Try this.
Ask each member of your executive team (separately, without warning) to give you one sentence that describes your overarching strategy. Not the slide. Not the narrative. One sentence, off the top of their head.
You will probably get as many noticeably different answers as there are people in the room.
This isn't a failure of intelligence or effort. It is a predictable consequence of how many organisations build strategy: by presenting it rather than forging it. Every executive hears the same words and filters them through the lens of their own function, their own pressures, their own version of what success looks like this quarter. The CFO hears "sustainable growth" and thinks margin protection. The CMO hears the same phrase and thinks brand investment. The COO is already adjusting the delivery roadmap. Everyone is technically aligned. But not actually pulling together.
The problem is that many organisations confuse strategic planning with strategy. Planning produces documents. Strategy produces choices – specific, uncomfortable, resource-committing choices about where to play and how to win. When those choices are not made explicit, every exec defaults to their own interpretation. Individual speed increases. Collective progress does not.
Alignment isn't a communication problem. It's a design problem.
The instinct is to fix this with better communication. A sharper strategy narrative, a more compelling all-hands, a set of talking points. These things matter, but they treat the symptom. The deeper issue is that alignment without genuine buy-in (or worse, understanding) is fragile. It has to be built through the process itself: real debate, honest disagreement surfaced early and a shared understanding of the trade-offs being made. This takes time that most leadership teams feel they don't have. But it is the only thing that works.
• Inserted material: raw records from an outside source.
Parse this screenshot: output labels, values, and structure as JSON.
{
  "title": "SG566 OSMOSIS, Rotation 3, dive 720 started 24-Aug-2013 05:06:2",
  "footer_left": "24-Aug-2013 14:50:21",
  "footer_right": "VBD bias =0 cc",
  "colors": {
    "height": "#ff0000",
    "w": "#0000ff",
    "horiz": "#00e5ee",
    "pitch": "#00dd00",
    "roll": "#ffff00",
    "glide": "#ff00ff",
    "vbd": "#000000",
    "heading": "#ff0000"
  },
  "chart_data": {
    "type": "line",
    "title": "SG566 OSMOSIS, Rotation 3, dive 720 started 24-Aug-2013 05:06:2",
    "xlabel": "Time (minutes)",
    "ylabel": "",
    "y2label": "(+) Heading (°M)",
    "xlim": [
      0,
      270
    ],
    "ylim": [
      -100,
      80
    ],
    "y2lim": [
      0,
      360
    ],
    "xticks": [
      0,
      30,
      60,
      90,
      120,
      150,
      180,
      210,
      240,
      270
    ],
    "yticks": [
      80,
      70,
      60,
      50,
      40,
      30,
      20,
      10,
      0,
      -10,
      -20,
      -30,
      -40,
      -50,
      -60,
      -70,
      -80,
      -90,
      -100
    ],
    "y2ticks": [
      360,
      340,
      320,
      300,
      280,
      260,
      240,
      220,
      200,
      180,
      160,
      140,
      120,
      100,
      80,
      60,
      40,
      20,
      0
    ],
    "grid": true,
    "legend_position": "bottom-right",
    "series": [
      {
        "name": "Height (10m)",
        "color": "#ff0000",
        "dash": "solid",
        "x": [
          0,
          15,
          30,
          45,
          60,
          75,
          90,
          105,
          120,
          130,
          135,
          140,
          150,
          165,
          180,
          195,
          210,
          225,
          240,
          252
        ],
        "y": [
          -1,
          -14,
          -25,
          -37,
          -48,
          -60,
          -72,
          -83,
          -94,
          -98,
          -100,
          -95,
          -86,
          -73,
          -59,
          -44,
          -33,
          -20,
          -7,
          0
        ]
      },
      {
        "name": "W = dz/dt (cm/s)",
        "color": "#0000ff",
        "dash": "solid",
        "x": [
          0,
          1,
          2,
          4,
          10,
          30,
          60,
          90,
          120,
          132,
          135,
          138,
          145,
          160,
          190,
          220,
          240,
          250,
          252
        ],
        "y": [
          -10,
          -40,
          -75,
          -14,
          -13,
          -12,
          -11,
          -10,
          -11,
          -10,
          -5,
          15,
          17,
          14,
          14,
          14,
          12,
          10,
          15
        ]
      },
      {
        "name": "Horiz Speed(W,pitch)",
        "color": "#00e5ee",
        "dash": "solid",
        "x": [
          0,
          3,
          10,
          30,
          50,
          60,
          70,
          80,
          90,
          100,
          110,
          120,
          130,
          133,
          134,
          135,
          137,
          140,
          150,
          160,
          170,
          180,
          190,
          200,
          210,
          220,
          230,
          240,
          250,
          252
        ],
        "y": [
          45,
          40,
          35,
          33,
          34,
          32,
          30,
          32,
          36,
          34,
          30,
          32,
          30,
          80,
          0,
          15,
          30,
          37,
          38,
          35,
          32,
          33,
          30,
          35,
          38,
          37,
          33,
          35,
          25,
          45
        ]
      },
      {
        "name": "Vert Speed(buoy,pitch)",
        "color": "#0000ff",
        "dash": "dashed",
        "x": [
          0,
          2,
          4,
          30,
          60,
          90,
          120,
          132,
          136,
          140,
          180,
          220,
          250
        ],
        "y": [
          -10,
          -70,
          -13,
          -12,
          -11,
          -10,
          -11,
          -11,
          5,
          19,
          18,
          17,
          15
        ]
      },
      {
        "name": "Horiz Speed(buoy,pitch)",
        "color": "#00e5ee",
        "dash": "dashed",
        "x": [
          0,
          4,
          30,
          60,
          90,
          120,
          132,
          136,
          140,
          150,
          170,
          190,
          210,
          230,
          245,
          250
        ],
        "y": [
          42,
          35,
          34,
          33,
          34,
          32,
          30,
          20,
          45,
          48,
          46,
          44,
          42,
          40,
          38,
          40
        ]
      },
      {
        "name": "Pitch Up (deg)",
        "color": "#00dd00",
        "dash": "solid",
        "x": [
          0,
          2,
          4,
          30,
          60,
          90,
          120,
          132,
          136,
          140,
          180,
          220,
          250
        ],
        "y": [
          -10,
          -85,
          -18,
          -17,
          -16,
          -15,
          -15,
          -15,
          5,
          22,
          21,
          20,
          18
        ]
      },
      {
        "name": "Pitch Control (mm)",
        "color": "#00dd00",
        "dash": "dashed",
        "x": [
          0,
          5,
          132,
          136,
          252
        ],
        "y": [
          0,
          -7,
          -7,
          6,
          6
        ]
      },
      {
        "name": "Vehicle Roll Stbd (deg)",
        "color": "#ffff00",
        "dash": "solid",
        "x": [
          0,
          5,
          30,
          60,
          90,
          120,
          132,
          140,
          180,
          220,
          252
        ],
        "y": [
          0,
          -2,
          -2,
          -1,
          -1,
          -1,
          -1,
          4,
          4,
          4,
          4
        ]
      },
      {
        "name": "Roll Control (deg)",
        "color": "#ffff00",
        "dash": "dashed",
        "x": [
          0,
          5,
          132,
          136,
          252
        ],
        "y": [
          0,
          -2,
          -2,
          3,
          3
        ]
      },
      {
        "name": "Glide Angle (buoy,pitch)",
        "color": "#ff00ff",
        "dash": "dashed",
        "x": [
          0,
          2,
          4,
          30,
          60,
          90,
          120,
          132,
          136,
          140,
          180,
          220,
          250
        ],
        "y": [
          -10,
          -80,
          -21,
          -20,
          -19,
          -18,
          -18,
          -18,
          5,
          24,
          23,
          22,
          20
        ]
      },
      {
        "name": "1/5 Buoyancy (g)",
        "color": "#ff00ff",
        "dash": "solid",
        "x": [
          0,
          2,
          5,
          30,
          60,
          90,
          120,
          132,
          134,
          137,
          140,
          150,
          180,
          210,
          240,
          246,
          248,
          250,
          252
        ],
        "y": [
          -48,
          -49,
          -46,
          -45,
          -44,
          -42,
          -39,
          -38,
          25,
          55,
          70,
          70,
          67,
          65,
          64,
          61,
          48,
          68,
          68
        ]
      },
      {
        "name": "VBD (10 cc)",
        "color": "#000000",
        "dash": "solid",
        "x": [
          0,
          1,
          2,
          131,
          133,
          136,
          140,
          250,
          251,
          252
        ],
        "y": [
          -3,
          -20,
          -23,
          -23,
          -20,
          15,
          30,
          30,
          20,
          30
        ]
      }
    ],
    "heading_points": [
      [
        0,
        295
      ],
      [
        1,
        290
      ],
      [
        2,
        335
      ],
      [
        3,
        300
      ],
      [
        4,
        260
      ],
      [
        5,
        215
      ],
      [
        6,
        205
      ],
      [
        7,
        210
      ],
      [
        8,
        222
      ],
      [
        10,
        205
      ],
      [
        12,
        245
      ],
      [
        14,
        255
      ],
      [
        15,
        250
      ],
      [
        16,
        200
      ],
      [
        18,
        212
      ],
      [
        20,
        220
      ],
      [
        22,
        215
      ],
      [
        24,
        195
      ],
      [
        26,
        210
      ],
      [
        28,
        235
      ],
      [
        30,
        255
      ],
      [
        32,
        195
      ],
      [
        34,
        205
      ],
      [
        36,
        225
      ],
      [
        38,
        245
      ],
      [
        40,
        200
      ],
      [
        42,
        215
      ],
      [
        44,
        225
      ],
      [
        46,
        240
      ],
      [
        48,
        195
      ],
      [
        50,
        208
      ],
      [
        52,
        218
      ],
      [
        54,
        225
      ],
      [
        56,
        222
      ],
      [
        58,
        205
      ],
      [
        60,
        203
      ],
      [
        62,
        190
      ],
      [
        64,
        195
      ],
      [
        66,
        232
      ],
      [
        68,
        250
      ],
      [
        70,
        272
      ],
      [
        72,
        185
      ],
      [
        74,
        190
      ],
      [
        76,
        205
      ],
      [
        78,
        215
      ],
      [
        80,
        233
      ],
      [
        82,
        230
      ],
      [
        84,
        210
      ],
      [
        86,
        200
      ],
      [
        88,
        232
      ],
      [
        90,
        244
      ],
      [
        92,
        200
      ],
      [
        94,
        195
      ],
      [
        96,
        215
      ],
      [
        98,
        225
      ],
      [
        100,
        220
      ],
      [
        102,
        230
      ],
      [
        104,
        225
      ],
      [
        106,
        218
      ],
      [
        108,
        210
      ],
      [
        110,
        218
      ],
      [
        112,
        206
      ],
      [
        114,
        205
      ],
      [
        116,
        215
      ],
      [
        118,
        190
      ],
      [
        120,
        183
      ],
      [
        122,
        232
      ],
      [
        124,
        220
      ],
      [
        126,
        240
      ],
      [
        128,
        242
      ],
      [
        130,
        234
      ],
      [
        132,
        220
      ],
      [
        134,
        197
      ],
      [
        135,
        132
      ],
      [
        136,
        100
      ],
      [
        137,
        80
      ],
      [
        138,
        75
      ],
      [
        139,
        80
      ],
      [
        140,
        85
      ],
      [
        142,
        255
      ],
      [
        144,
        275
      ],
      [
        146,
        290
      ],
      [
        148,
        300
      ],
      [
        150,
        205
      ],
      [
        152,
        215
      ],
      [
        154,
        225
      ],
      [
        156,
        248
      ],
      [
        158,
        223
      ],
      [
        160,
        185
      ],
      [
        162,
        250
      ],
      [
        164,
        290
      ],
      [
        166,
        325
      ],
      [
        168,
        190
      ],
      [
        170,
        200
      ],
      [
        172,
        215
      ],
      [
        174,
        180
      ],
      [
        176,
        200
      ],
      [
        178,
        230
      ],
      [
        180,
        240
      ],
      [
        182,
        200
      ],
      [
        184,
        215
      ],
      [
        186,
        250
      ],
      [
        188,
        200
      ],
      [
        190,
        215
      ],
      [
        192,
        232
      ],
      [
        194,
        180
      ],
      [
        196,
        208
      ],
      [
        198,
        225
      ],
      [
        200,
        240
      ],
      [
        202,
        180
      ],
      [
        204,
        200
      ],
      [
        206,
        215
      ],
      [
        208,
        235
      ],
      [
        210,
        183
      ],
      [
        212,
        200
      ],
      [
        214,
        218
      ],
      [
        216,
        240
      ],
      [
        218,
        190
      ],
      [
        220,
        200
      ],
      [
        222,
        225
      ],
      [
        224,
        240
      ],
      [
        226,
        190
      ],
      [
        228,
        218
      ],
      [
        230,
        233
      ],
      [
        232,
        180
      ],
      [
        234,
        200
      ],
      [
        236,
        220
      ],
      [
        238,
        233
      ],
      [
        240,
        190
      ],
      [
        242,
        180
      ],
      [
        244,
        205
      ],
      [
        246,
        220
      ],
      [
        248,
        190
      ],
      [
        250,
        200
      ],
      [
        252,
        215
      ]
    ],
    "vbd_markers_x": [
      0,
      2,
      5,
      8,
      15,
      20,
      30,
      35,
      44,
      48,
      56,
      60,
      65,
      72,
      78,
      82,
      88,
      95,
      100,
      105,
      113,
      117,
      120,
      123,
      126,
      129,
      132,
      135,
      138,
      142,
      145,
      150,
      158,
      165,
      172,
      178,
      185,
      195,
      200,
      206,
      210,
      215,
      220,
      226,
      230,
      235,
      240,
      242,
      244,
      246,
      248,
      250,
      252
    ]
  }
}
Rita McGrath's work on transient competitive advantage is pertinent here: in environments where advantage is temporary and conditions shift fast, the discipline that matters most isn't the quality of the plan, it's the quality of the shared mental model across the team executing it. When circumstances change, a team with a genuine shared understanding can adapt without waiting for instructions. A team that has been told what to do cannot.
Outcomes, not narratives.
There is a further failure mode that sits beneath the alignment problem: strategy that is rich in narrative and thin on outcomes. It sounds encouraging. It passes the slide test. But it does not answer the questions that actually matter: What does success look like in five years, and for whom? Which levers create value, and how do we know when they're working? Where does shareholder return come from, and what has to be true about customers, colleagues and communities for that return to be durable?
Value for shareholders, in most businesses, is a derivative of value created elsewhere first. The causal chain matters. If your leadership team cannot draw it, your strategy is a story not a plan. Purpose and ambition are essential to orient effort, but they need to be anchored to a clear and agreed set of priorities that tell each executive exactly where to direct scarce time and resource.
The honest conversation most leadership teams avoid.
None of this happens without a culture in which honesty, challenge and support coexist. The executives who are furthest behind on delivery are often the most reluctant to surface it. A CEO who wants genuine alignment has to model the behaviours that make that possible: naming the uncomfortable things, rewarding candour over confidence, evidence over conjecture but being genuinely open to being wrong.
This is not soft leadership. It is the most rigorous form of it. Teams that perform best under uncertainty are not the ones with the most talented individuals, they are the ones where team members feel safe enough to speak up. Early. Before a problem becomes a crisis.
Same direction. Real pace.
The executives running fast but not always together are not the problem. They are, in many cases, exactly the right people. The question is whether the strategy they are running towards is crisp enough, honest enough and owned enough to give that pace genuine collective momentum.